Stay off taxis ‘because a new virus is hitting air passengers’

It is hard to know what to make of calls to South Africans to stop using public transport, mostly minibus taxis, because airline passengers are getting sick and spreading a new virus around the world.

I don’t know that the Covid-19 alarmists are wrong that the coronavirus will start spreading like wildfire in South Africa soon. But I do know that TB will take some beating as the number one danger facing the hundreds of thousands of South Africans who use public transport every day.

There is no doubt that the country’s un-serviced and often slum-like informal settlements and jam-packed townships are frequently incubators for disease. We know and acknowledge, too, the high burden of HIV/Aids, and other immune-supressing conditions. It seems likely, although we don’t yet know for sure, that these conditions will add significantly to difficulty containing any Covid-19 outbreaks. What we do know for sure is that these are the conditions in which TB thrives. We know it because it is happening all around us.

That is not to say we should not do everything in our power to prevent the struggling masses (as well as the rest of us) from facing an additional health threat. It does, however, beg the question about the lack of alarm about tuberculosis, a far greater, older, ever-present and totally treatable disease, which is, at current rates, hundreds of times more likely to be contracted by taxi passengers in South Africa.

As always, context is helpful. And here is some from Professor Harry Hausler, Cape Town-based family physician, HIV clinician and public health specialist:

“Of the world’s population (7.7 billion), about 1.8 billion (23%) is infected with TB, of whom about 180 million will get sick with TB during their lifetime.

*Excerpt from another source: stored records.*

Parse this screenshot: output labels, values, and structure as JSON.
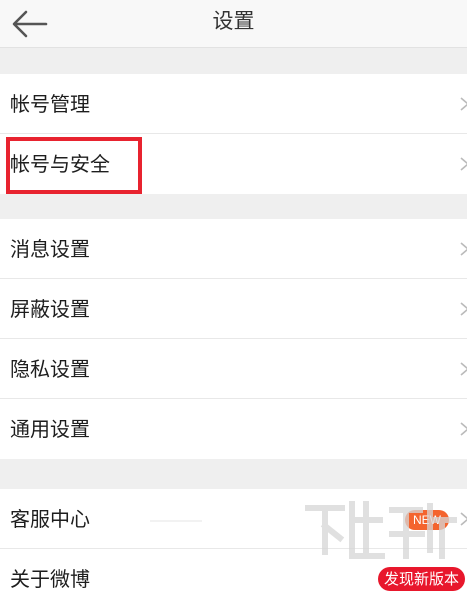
{
  "header": {
    "title": "设置"
  },
  "groups": [
    {
      "items": [
        {
          "label": "帐号管理"
        },
        {
          "label": "帐号与安全"
        }
      ]
    },
    {
      "items": [
        {
          "label": "消息设置"
        },
        {
          "label": "屏蔽设置"
        },
        {
          "label": "隐私设置"
        },
        {
          "label": "通用设置"
        }
      ]
    },
    {
      "items": [
        {
          "label": "客服中心",
          "badge": "NEW"
        },
        {
          "label": "关于微博",
          "badge": "发现新版本"
        }
      ]
    }
  ],
  "colors": {
    "highlight": "#e8232f",
    "badge_new": "#f4642e",
    "badge_version": "#e8172c",
    "background": "#efefef"
  },
  "icons": {
    "back": "arrow-left-icon",
    "chevron": "chevron-right-icon"
  }
}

Of those who are sick with TB (10 million), an estimated 1.4 million (14%) die of TB every year despite effective treatment being available.

The latest Covid-19 stats (14 March 2020: show 142,539 people infected, of whom 5,393 (3.8%) have died.

Professor Hausler, who has 28 years’ experience in implementing and evaluating interventions to fight infectious diseases and improve health, wellness and happiness, adds: “It would be a terrible shame if the global attention on this new flu was not somehow leveraged to strengthen infection prevention and control measures, household TB contact-tracing, rapid diagnosis/linkage to care/ treatment and TB preventive therapy.

“Our global health impact would be so much greater by preventing and treating TB than by diagnosing and quarantining Covid-19!”

And therein lies the rub. We are no Covid-19 deniers here at Call Off The Search but, as always, we seek a little extra calm, context and compassion.

Here in Cape Town, treatable communicable diseases stalk the communities around us all the time. When they ask for help they are not worried about the stock market, house prices or their pension savings. They want to keep their children alive. Let’s widen the circle of concern about this disease.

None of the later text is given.